학술논문

Employing deep learning for automatic river bridge detection from SAR images based on Adaptively effective feature fusion
Document Type
article
Source
International Journal of Applied Earth Observations and Geoinformation, Vol 102, Iss , Pp 102425- (2021)
Subject
River bridge detection
Deep learning
SAR image analytics
Feature fusion
Attention mechanism
Physical geography
GB3-5030
Environmental sciences
GE1-350
Language
English
ISSN
1569-8432
Abstract
Automatic river bridge detection is a typical and valuable application for SAR image analysis. However, the background information of SAR image is complex, and there are many specious targets with similar features, such as road, ponds and ridges, which usually cause false alarms. And current river bridge detection methods fail to handle these interference efficiently. Therefore, this paper applies deep learning to SAR and proposes a new river bridge detection algorithm, which is named as Single Short Detection-Adaptively Effective Feature Fusion (SSD-AEFF). It can effectively reduce the interference of noisy information, and achieve fast and high-precision detection of river bridges in complex SAR imagery. SSD-AEFF is based on SSD, and AEFF module is innovated to enhance the multi-scale feature maps together with effective Squeeze-Excitation (eSE) module to further fuse effective features and decrease the interference of background information.
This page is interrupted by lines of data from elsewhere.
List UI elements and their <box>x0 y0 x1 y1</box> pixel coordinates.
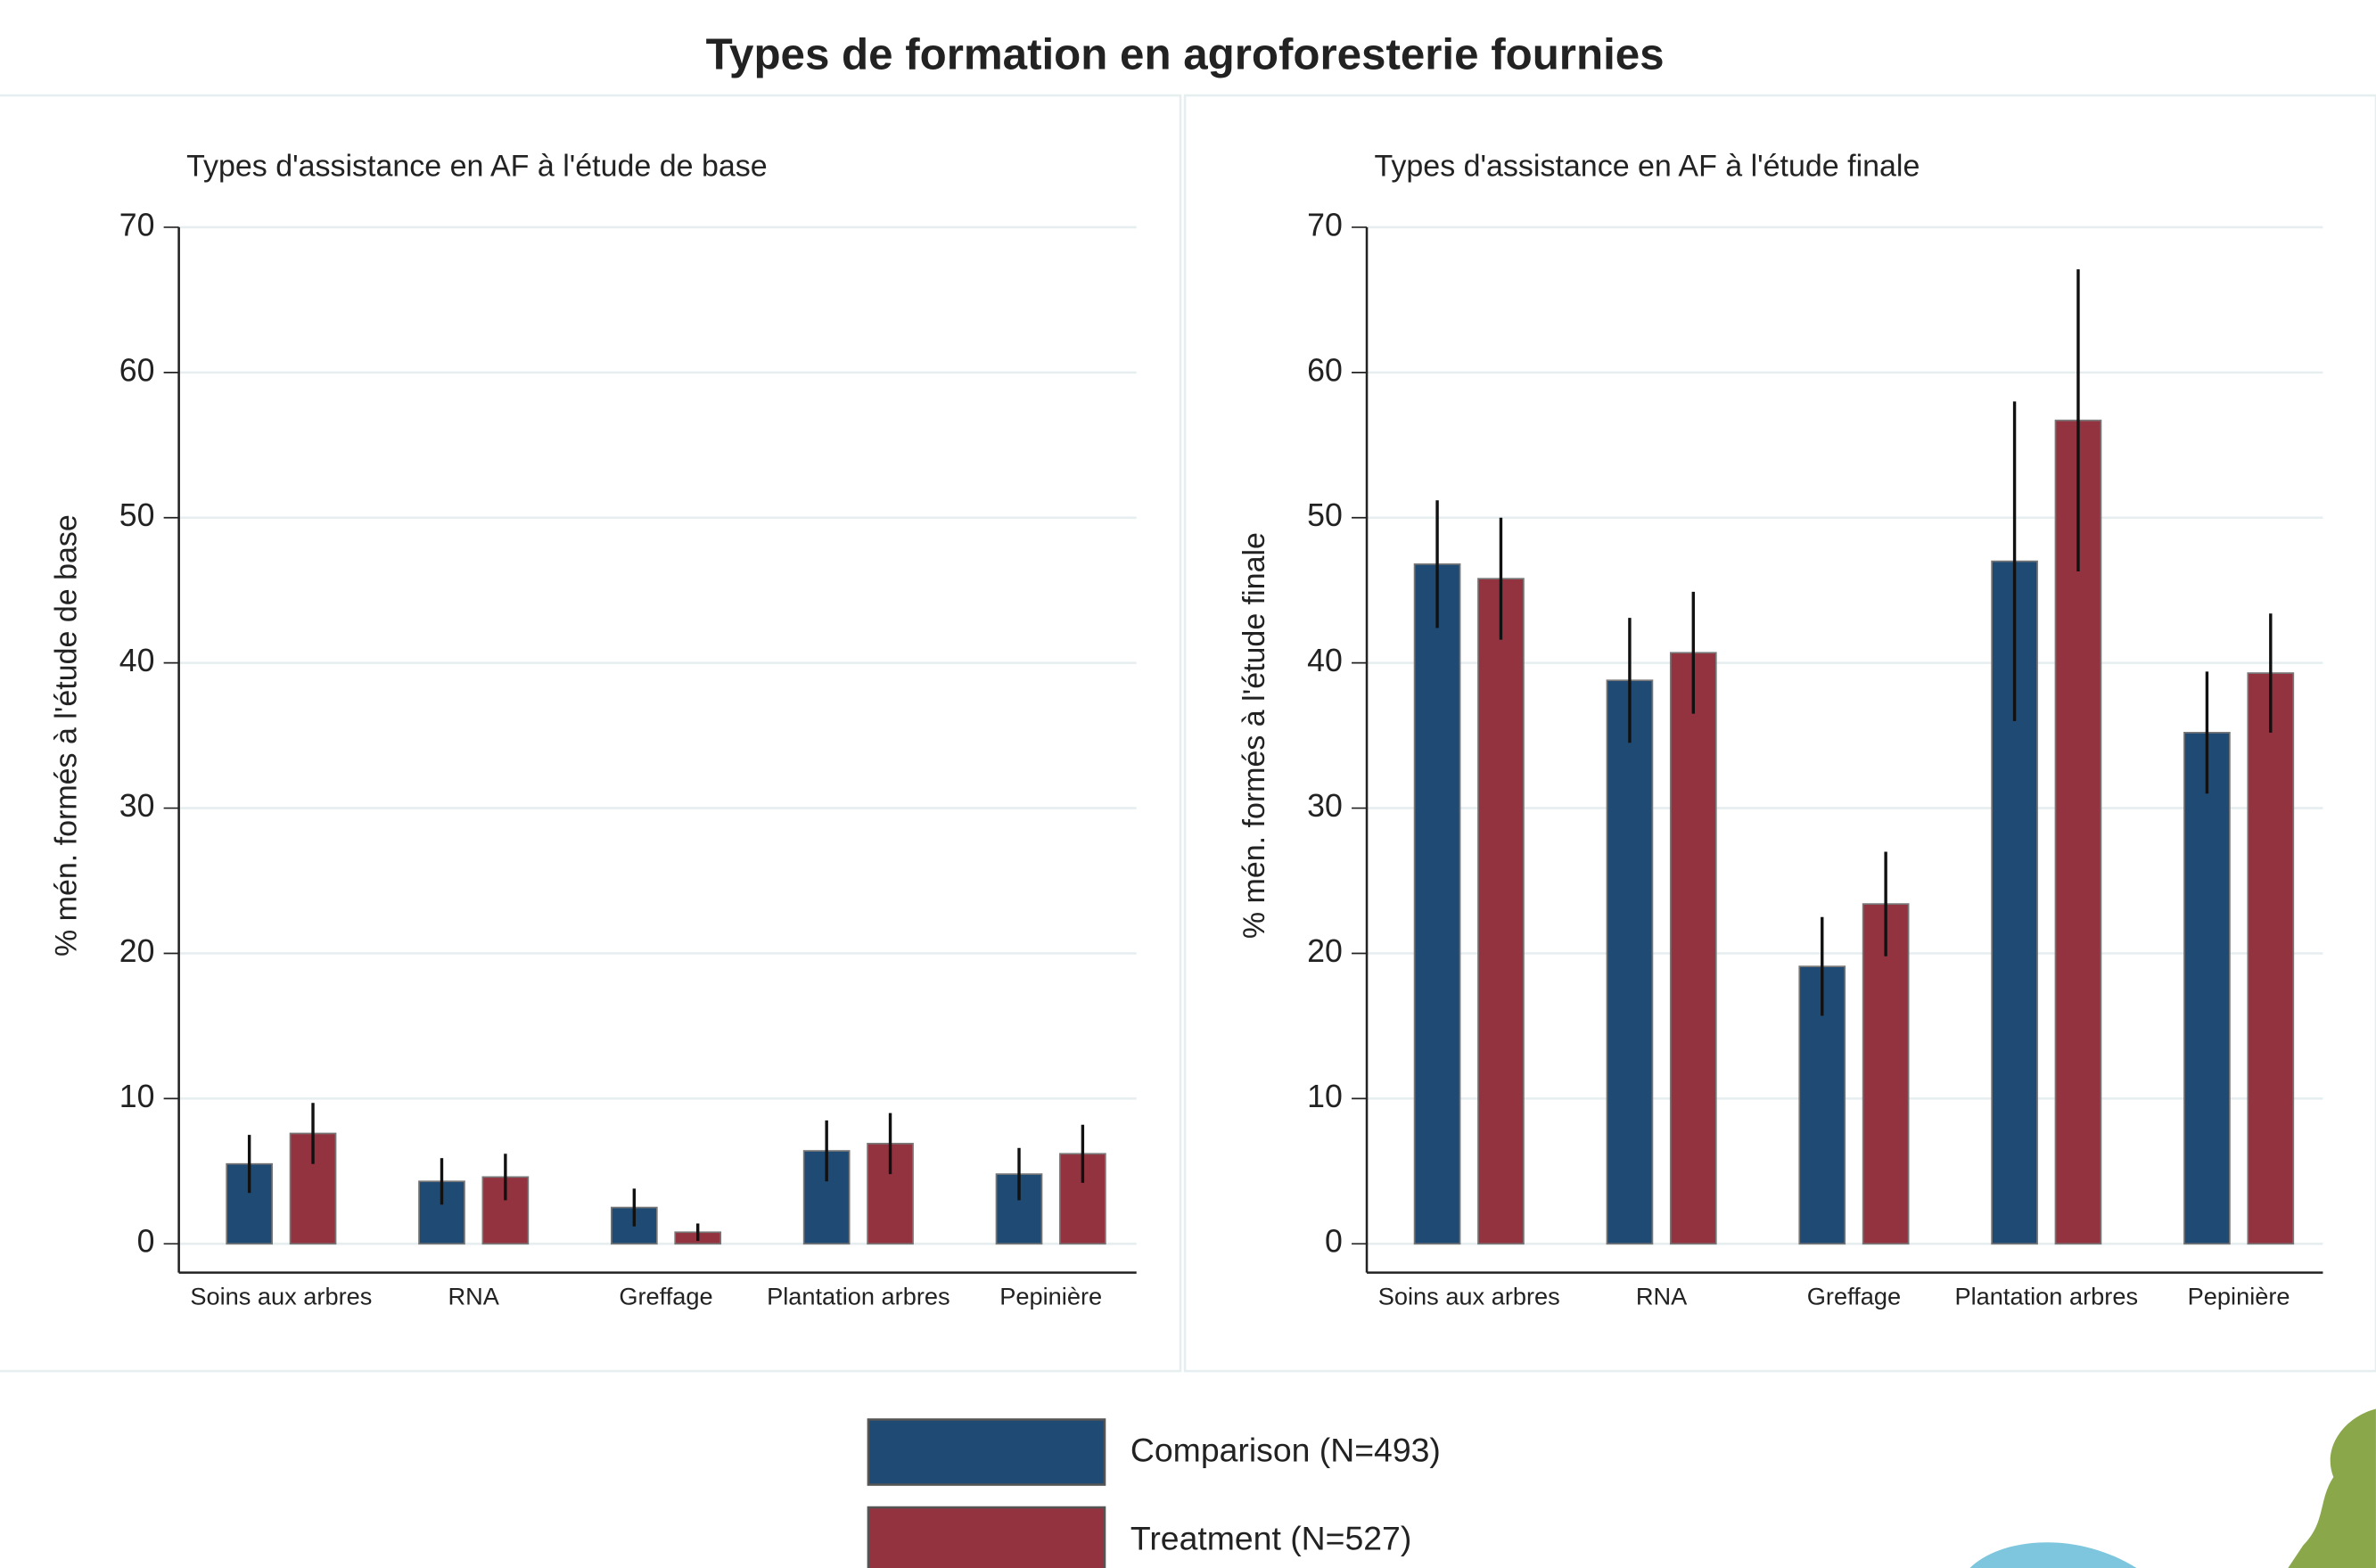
y-tick-label: 0 <box>137 1224 155 1260</box>
y-tick-label: 20 <box>119 933 155 969</box>
x-tick-label: Soins aux arbres <box>190 1283 372 1310</box>
y-tick-label: 40 <box>119 643 155 678</box>
bar <box>1477 578 1525 1245</box>
bar <box>1669 652 1717 1245</box>
x-tick-label: Pepinière <box>2188 1283 2290 1310</box>
bar <box>2247 672 2295 1245</box>
bar <box>1413 563 1461 1245</box>
y-tick-label: 30 <box>119 788 155 824</box>
panel-title: Types d'assistance en AF à l'étude de ba… <box>186 150 768 184</box>
y-tick-label: 70 <box>119 207 155 242</box>
y-axis-label: % mén. formés à l'étude finale <box>1237 532 1271 939</box>
y-tick-label: 10 <box>1307 1079 1343 1114</box>
x-tick-label: Plantation arbres <box>767 1283 950 1310</box>
x-tick-label: RNA <box>1636 1283 1688 1310</box>
x-tick-label: Greffage <box>619 1283 712 1310</box>
panel-frame <box>0 94 1182 1373</box>
y-tick-label: 50 <box>1307 497 1343 533</box>
x-tick-label: Soins aux arbres <box>1378 1283 1560 1310</box>
decoration <box>2288 1408 2376 1568</box>
y-tick-label: 40 <box>1307 643 1343 678</box>
y-tick-label: 50 <box>119 497 155 533</box>
y-axis-label: % mén. formés à l'étude de base <box>50 514 84 956</box>
legend-swatch <box>867 1506 1106 1568</box>
x-tick-label: RNA <box>448 1283 499 1310</box>
y-tick-label: 70 <box>1307 207 1343 242</box>
y-tick-label: 60 <box>1307 352 1343 388</box>
legend-label: Comparison (N=493) <box>1130 1432 1441 1469</box>
y-tick-label: 10 <box>119 1079 155 1114</box>
y-tick-label: 60 <box>119 352 155 388</box>
decoration <box>1969 1542 2137 1568</box>
legend-swatch <box>867 1418 1106 1486</box>
figure-title: Types de formation en agroforesterie fou… <box>706 30 1665 79</box>
y-tick-label: 30 <box>1307 788 1343 824</box>
x-tick-label: Pepinière <box>999 1283 1102 1310</box>
bar <box>1606 679 1654 1245</box>
y-tick-label: 20 <box>1307 933 1343 969</box>
x-tick-label: Plantation arbres <box>1955 1283 2139 1310</box>
y-tick-label: 0 <box>1325 1224 1343 1260</box>
bar <box>2183 732 2231 1245</box>
panel-title: Types d'assistance en AF à l'étude final… <box>1375 150 1920 184</box>
legend-label: Treatment (N=527) <box>1130 1519 1411 1556</box>
x-tick-label: Greffage <box>1807 1283 1901 1310</box>
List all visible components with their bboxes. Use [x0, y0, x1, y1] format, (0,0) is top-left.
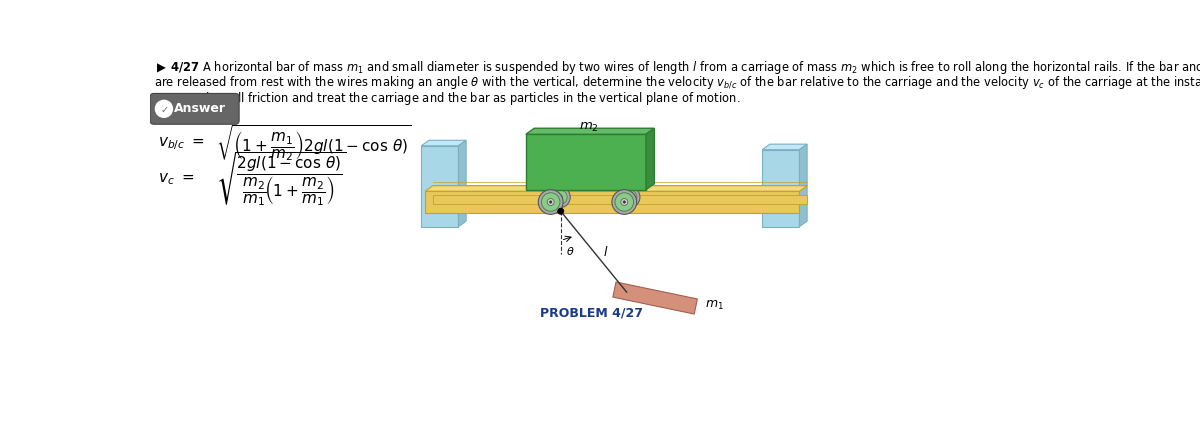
Polygon shape — [762, 150, 799, 227]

Additionally, Non-Maximum Suppression (NMS) is used to screen out redundant candidate boxes to produce the final detection result. Moreover, Gradient Harmonizing Mechanism (GHM) loss function is introduced to solve the problem of sample imbalance in the training process. Experimental results on TerraSAR data compared with existing baseline models demonstrate the superiority of the proposed SSD-AEFF algorithm.